I think if we knew everything that would happen to us before it happened we probably would have a nervous breakdown. Especially when we knew about our death or the death of our loved ones. And like someone already said, if our death was a violent one. Do we really want to know that??? You seem like you have a positive outlook, so your book ends well in your eyes. For those who see things more negatively, the book doesn't end well. I suppose I'm in the middle. I might want to know but I would want the option to rewrite it if I could. Without that option I choose no.


----------



## this is my username (Apr 15, 2011)

Hell no! That is just asking for trouble.


----------



## AST (Oct 1, 2013)

Pretty much what Cassieopeia said. In theory though, if certain aspects of the future were locked, regardless of what I could do, I'd want to know. It would give me time to prepare myself for that occurence. I hate surprises.

This is an Si dom.


----------



## knightingling (Oct 15, 2013)

Why not? I say 'yes', while holding on to the belief that the future can be changed even when it is already set before all actions are made. If I can take a glimpse of my future, I would believe that it is not my _real_ future but a part of the present that I must experience to make the actual, real future that I would experience one day, which may or may not be identical to the future I had just taken a glimpse of. This situation is full of paradoxes, but that is how I think it would go.
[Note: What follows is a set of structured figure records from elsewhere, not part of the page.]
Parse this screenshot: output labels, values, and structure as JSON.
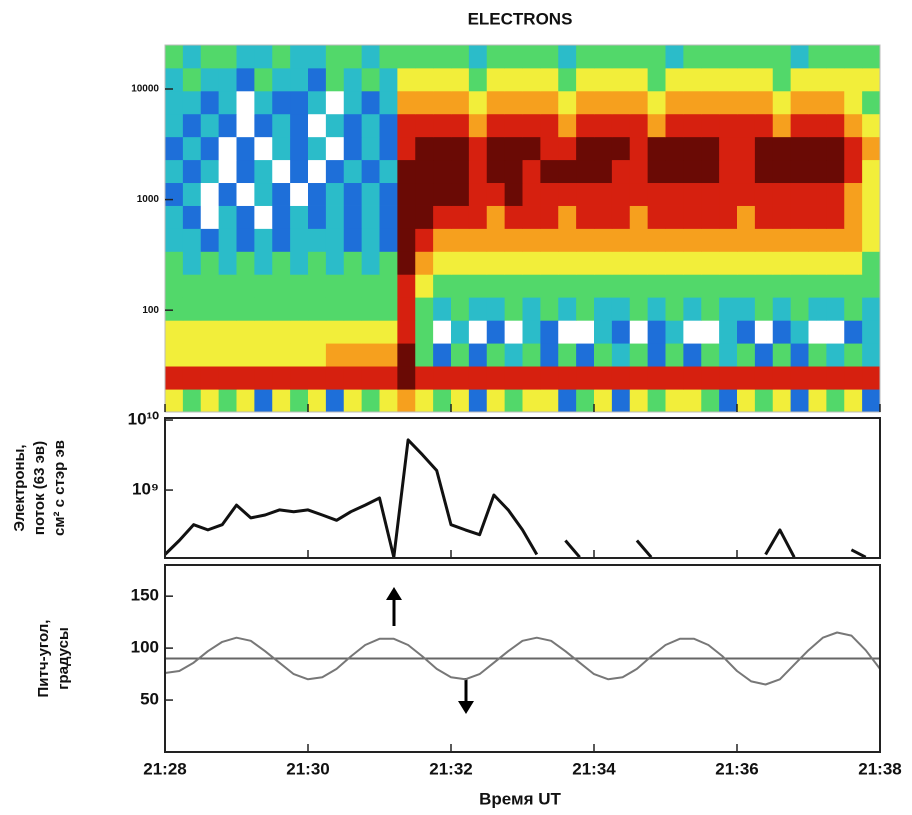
{
  "chart_data": [
    {
      "type": "heatmap",
      "title": "ELECTRONS",
      "xlim": [
        1288,
        1298
      ],
      "ylim": [
        12,
        25000
      ],
      "yscale": "log",
      "yticks": [
        100,
        1000,
        10000
      ],
      "x_edges": [
        1288,
        1288.25,
        1288.5,
        1288.75,
        1289,
        1289.25,
        1289.5,
        1289.75,
        1290,
        1290.25,
        1290.5,
        1290.75,
        1291,
        1291.25,
        1291.5,
        1291.75,
        1292,
        1292.25,
        1292.5,
        1292.75,
        1293,
        1293.25,
        1293.5,
        1293.75,
        1294,
        1294.25,
        1294.5,
        1294.75,
        1295,
        1295.25,
        1295.5,
        1295.75,
        1296,
        1296.25,
        1296.5,
        1296.75,
        1297,
        1297.25,
        1297.5,
        1297.75,
        1298
      ],
      "y_edges": [
        12,
        19.3,
        31.2,
        50.3,
        81,
        131,
        211,
        340,
        548,
        883,
        1424,
        2295,
        3700,
        5965,
        9615,
        15500,
        25000
      ],
      "colors": [
        "#ffffff",
        "#1e6fd9",
        "#2bbcc9",
        "#52d86a",
        "#f2ee3a",
        "#f6a01e",
        "#d6200f",
        "#6a0a05"
      ],
      "z": [
        [
          4,
          3,
          4,
          3,
          4,
          1,
          4,
          3,
          4,
          1,
          4,
          3,
          4,
          5,
          4,
          3,
          4,
          1,
          4,
          3,
          4,
          4,
          1,
          3,
          4,
          1,
          4,
          3,
          4,
          4,
          3,
          1,
          4,
          3,
          4,
          1,
          4,
          3,
          4,
          1
        ],
        [
          6,
          6,
          6,
          6,
          6,
          6,
          6,
          6,
          6,
          6,
          6,
          6,
          6,
          7,
          6,
          6,
          6,
          6,
          6,
          6,
          6,
          6,
          6,
          6,
          6,
          6,
          6,
          6,
          6,
          6,
          6,
          6,
          6,
          6,
          6,
          6,
          6,
          6,
          6,
          6
        ],
        [
          4,
          4,
          4,
          4,
          4,
          4,
          4,
          4,
          4,
          5,
          5,
          5,
          5,
          7,
          3,
          1,
          3,
          1,
          3,
          2,
          3,
          1,
          3,
          1,
          3,
          2,
          3,
          1,
          3,
          1,
          3,
          2,
          3,
          1,
          3,
          1,
          3,
          2,
          3,
          2
        ],
        [
          4,
          4,
          4,
          4,
          4,
          4,
          4,
          4,
          4,
          4,
          4,
          4,
          4,
          6,
          3,
          0,
          2,
          0,
          1,
          0,
          2,
          1,
          0,
          0,
          2,
          1,
          0,
          1,
          2,
          0,
          0,
          2,
          1,
          0,
          1,
          2,
          0,
          0,
          1,
          2
        ],
        [
          3,
          3,
          3,
          3,
          3,
          3,
          3,
          3,
          3,
          3,
          3,
          3,
          3,
          6,
          3,
          2,
          3,
          2,
          2,
          3,
          2,
          3,
          2,
          3,
          2,
          2,
          3,
          2,
          3,
          2,
          3,
          2,
          2,
          3,
          2,
          3,
          2,
          2,
          3,
          2
        ],
        [
          3,
          3,
          3,
          3,
          3,
          3,
          3,
          3,
          3,
          3,
          3,
          3,
          3,
          6,
          4,
          3,
          3,
          3,
          3,
          3,
          3,
          3,
          3,
          3,
          3,
          3,
          3,
          3,
          3,
          3,
          3,
          3,
          3,
          3,
          3,
          3,
          3,
          3,
          3,
          3
        ],
        [
          3,
          2,
          3,
          2,
          3,
          2,
          3,
          2,
          3,
          2,
          3,
          2,
          3,
          7,
          5,
          4,
          4,
          4,
          4,
          4,
          4,
          4,
          4,
          4,
          4,
          4,
          4,
          4,
          4,
          4,
          4,
          4,
          4,
          4,
          4,
          4,
          4,
          4,
          4,
          3
        ],
        [
          2,
          2,
          1,
          2,
          1,
          2,
          1,
          2,
          2,
          2,
          1,
          2,
          1,
          7,
          6,
          5,
          5,
          5,
          5,
          5,
          5,
          5,
          5,
          5,
          5,
          5,
          5,
          5,
          5,
          5,
          5,
          5,
          5,
          5,
          5,
          5,
          5,
          5,
          5,
          4
        ],
        [
          2,
          1,
          0,
          2,
          1,
          0,
          1,
          2,
          1,
          2,
          1,
          2,
          1,
          7,
          7,
          6,
          6,
          6,
          5,
          6,
          6,
          6,
          5,
          6,
          6,
          6,
          5,
          6,
          6,
          6,
          6,
          6,
          5,
          6,
          6,
          6,
          6,
          6,
          5,
          4
        ],
        [
          1,
          2,
          0,
          1,
          0,
          2,
          1,
          0,
          1,
          2,
          1,
          2,
          1,
          7,
          7,
          7,
          7,
          6,
          6,
          7,
          6,
          6,
          6,
          6,
          6,
          6,
          6,
          6,
          6,
          6,
          6,
          6,
          6,
          6,
          6,
          6,
          6,
          6,
          5,
          4
        ],
        [
          2,
          1,
          2,
          0,
          1,
          2,
          0,
          1,
          0,
          1,
          2,
          1,
          2,
          7,
          7,
          7,
          7,
          6,
          7,
          7,
          6,
          7,
          7,
          7,
          7,
          6,
          6,
          7,
          7,
          7,
          7,
          6,
          6,
          7,
          7,
          7,
          7,
          7,
          6,
          4
        ],
        [
          1,
          2,
          1,
          0,
          1,
          0,
          2,
          1,
          2,
          0,
          1,
          2,
          1,
          6,
          7,
          7,
          7,
          6,
          7,
          7,
          7,
          6,
          6,
          7,
          7,
          7,
          6,
          7,
          7,
          7,
          7,
          6,
          6,
          7,
          7,
          7,
          7,
          7,
          6,
          5
        ],
        [
          2,
          1,
          2,
          1,
          0,
          1,
          2,
          1,
          0,
          2,
          1,
          2,
          1,
          6,
          6,
          6,
          6,
          5,
          6,
          6,
          6,
          6,
          5,
          6,
          6,
          6,
          6,
          5,
          6,
          6,
          6,
          6,
          6,
          6,
          5,
          6,
          6,
          6,
          5,
          4
        ],
        [
          2,
          2,
          1,
          2,
          0,
          2,
          1,
          1,
          2,
          0,
          2,
          1,
          2,
          5,
          5,
          5,
          5,
          4,
          5,
          5,
          5,
          5,
          4,
          5,
          5,
          5,
          5,
          4,
          5,
          5,
          5,
          5,
          5,
          5,
          4,
          5,
          5,
          5,
          4,
          3
        ],
        [
          2,
          3,
          2,
          2,
          1,
          3,
          2,
          2,
          1,
          3,
          2,
          3,
          2,
          4,
          4,
          4,
          4,
          3,
          4,
          4,
          4,
          4,
          3,
          4,
          4,
          4,
          4,
          3,
          4,
          4,
          4,
          4,
          4,
          4,
          3,
          4,
          4,
          4,
          4,
          4
        ],
        [
          3,
          2,
          3,
          3,
          2,
          2,
          3,
          2,
          2,
          3,
          3,
          2,
          3,
          3,
          3,
          3,
          3,
          2,
          3,
          3,
          3,
          3,
          2,
          3,
          3,
          3,
          3,
          3,
          2,
          3,
          3,
          3,
          3,
          3,
          3,
          2,
          3,
          3,
          3,
          3
        ]
      ]
    },
    {
      "type": "line",
      "ylabel": [
        "Электроны,",
        "поток (63 эв)",
        "см² с стэр эв"
      ],
      "xlim": [
        1288,
        1298
      ],
      "ylim": [
        107000000.0,
        10700000000.0
      ],
      "yscale": "log",
      "yticks": [
        {
          "value": 1000000000.0,
          "label": "10⁹"
        },
        {
          "value": 10000000000.0,
          "label": "10¹⁰"
        }
      ],
      "color": "#111111",
      "x": [
        1288,
        1288.2,
        1288.4,
        1288.6,
        1288.8,
        1289,
        1289.2,
        1289.4,
        1289.6,
        1289.8,
        1290,
        1290.2,
        1290.4,
        1290.6,
        1290.8,
        1291,
        1291.2,
        1291.4,
        1291.6,
        1291.8,
        1292,
        1292.2,
        1292.4,
        1292.6,
        1292.8,
        1293,
        1293.2,
        1293.4,
        1293.6,
        1293.8,
        1294,
        1294.2,
        1294.4,
        1294.6,
        1294.8,
        1295,
        1295.2,
        1295.4,
        1295.6,
        1295.8,
        1296,
        1296.2,
        1296.4,
        1296.6,
        1296.8,
        1297,
        1297.2,
        1297.4,
        1297.6,
        1297.8,
        1298
      ],
      "values": [
        120000000.0,
        190000000.0,
        320000000.0,
        270000000.0,
        320000000.0,
        610000000.0,
        400000000.0,
        440000000.0,
        520000000.0,
        490000000.0,
        520000000.0,
        440000000.0,
        370000000.0,
        490000000.0,
        610000000.0,
        770000000.0,
        110000000.0,
        5200000000.0,
        3200000000.0,
        1900000000.0,
        320000000.0,
        270000000.0,
        230000000.0,
        850000000.0,
        520000000.0,
        270000000.0,
        120000000.0,
        null,
        190000000.0,
        110000000.0,
        null,
        null,
        null,
        190000000.0,
        110000000.0,
        null,
        null,
        null,
        null,
        null,
        null,
        null,
        120000000.0,
        270000000.0,
        110000000.0,
        null,
        null,
        null,
        140000000.0,
        110000000.0,
        null
      ]
    },
    {
      "type": "line",
      "ylabel": [
        "Питч-угол,",
        "градусы"
      ],
      "xlabel": "Время UT",
      "xlim": [
        1288,
        1298
      ],
      "xticks": [
        {
          "value": 1288,
          "label": "21:28"
        },
        {
          "value": 1290,
          "label": "21:30"
        },
        {
          "value": 1292,
          "label": "21:32"
        },
        {
          "value": 1294,
          "label": "21:34"
        },
        {
          "value": 1296,
          "label": "21:36"
        },
        {
          "value": 1298,
          "label": "21:38"
        }
      ],
      "ylim": [
        0,
        180
      ],
      "yticks": [
        50,
        100,
        150
      ],
      "hline": 90,
      "color": "#777777",
      "x": [
        1288,
        1288.2,
        1288.4,
        1288.6,
        1288.8,
        1289,
        1289.2,
        1289.4,
        1289.6,
        1289.8,
        1290,
        1290.2,
        1290.4,
        1290.6,
        1290.8,
        1291,
        1291.2,
        1291.4,
        1291.6,
        1291.8,
        1292,
        1292.2,
        1292.4,
        1292.6,
        1292.8,
        1293,
        1293.2,
        1293.4,
        1293.6,
        1293.8,
        1294,
        1294.2,
        1294.4,
        1294.6,
        1294.8,
        1295,
        1295.2,
        1295.4,
        1295.6,
        1295.8,
        1296,
        1296.2,
        1296.4,
        1296.6,
        1296.8,
        1297,
        1297.2,
        1297.4,
        1297.6,
        1297.8,
        1298
      ],
      "values": [
        76,
        78,
        86,
        97,
        106,
        110,
        107,
        97,
        86,
        75,
        70,
        72,
        80,
        92,
        103,
        109,
        109,
        103,
        92,
        80,
        72,
        70,
        75,
        86,
        97,
        107,
        110,
        107,
        97,
        86,
        75,
        70,
        72,
        80,
        92,
        103,
        109,
        109,
        103,
        92,
        78,
        68,
        65,
        70,
        84,
        98,
        110,
        115,
        112,
        98,
        80
      ]
    }
  ]
}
Even if I 'see' and know _everything_ about 'my future' according to the 'vision' (I'm going to call it vision for the wholeness of this post), there is no guarantee that I will be sticking to that vision for my whole life. I only see that vision as only one of the many possibilities for my future. For example (note: I'm currently 16 y/o), if in the vision, I saw myself as a teenage mother or a drug addict, or if we use a more positive example, an accomplished scientist (whoa), then that was my future _as of the exact moment that I was seeing my future_. It does not mean that after that vision, my future will still be the same.

I also find it as an advantage, since like I said before, I believe that the preordained future can be changed. There is also what we call complacency. If in the vision, I saw myself as a very accomplished, rich person, then I might become complacent and rely to that vision in the wholeness of my life. And then, in the end, when I came to experiencing that vision for real, I turned out to be a poor, jobless woman.

Even if I see my future now, I would only treat it as a possibility and not as my real future. My real future would depend on the actions that I would take after seeing that vision.

I am a dominant Ni user.


----------



## Bluefireluv (Jun 17, 2013)

Truthfully? I don't know!
But if someone came up to me and offered the chance, and it's a chance I'll never receive again, I'll probably say yes. 

Because I don't believe that we have a fixed destiny. Maybe we have our own purpose in life, maybe there's something we were born to do, a type of path we're meant to follow (like become someone who helps the needy a lot, idk). But there are no details, it's a _type_ of path, but within that type there's so many options to choose from. There is no way we don't have control over what happens to us in the future. There are some circumstances out of our control, yes, but we can always change the way we react to it, etc etc. 

And so, I'll probably agree. For the reason stated above, and because my curiousity will get the better of me xD I _need _to just see what might happen to me, just so I know and can be ready for it. If it's bad I'll probably try to change it, and if (I doubt so, but if) I'm unable to prevent that from happening, then at least I'll be prepared. I'll be ready to try and see the metaphorical light


----------



## Nightchill (Oct 19, 2013)

Definitely yes, because I could navigate my life better and prevent some bad things from happening.


----------



## RochiDidItAgain (Aug 20, 2013)

I live for the mysterious. So no.


----------



## SuperDevastation (Jun 7, 2010)

No point, nuff said.


----------



## elixare (Aug 26, 2010)

Sure why not. And I reserve the right to deviate from this "future" as I see fit.


----------



## joe2j (Jun 7, 2012)

Yes I would, I often worry about the future and would like the peace of mind of knowing that everything will be fine, if that turned out not to be the case then it would give me the motivation to try and change my future.


----------



## Thief Noctis (Jan 6, 2012)

I still don't get this whole 'dominant function' thing and have no idea which I am, but even so I'd still look into the future. If it's gonna happen anyway I might as well know about it then I'll know whether to bother carrying on or not. After all, we only keep living for the future. If we know nothing good is going to happen (or at least not long-term), why would you want to go through it?


----------



## Father of Dragons (May 7, 2012)

Hell no. I would feel like I'm just going through the motions. Besides, it brings into questions of free will. If I know how my future is going to play out, there wouldn't really be any choice in the matter. 

If the future could still be changed from the glimpse I saw then I might try it. But then, regardless of how great it was I would be compelled to change it. I can't stand making plans for the next week, I would probably lose it if there was a plan for my entire future. O__O


----------



## Husgark (Nov 14, 2012)

I wouldn't want to. However, that kind of information would be uncertain, even if it was accurate. Because a glimpse like that would also contain the fact that I took a glimpse into the future, and that might compel me to do things differently than if I didn't have information about the future. So seeing the future would itself affect the future.

For example, if I saw that I was going to die in a car accident tomorrow, I would act on that information to not get involved in the car accident. Thus I would not get the warning and end up in the accident. But that in turn would show up in my glimpse into the future and I wouldn't get involved in the accident etc. The whole dilemma would just turn into an infinite regress with no certain answer, so even if I saw the future, I wouldn't know whether what I saw was correct or not.


----------



## Hanaseru (May 29, 2013)

I'd love to know.

I want the piece of mind.


----------



## username123 (May 21, 2013)

Gah, I wanted to vote but couldn't decide! I could choose no out of fear that it'd be too depressing, or I could choose yes because I might not be able to control my curiosity...hmm...


----------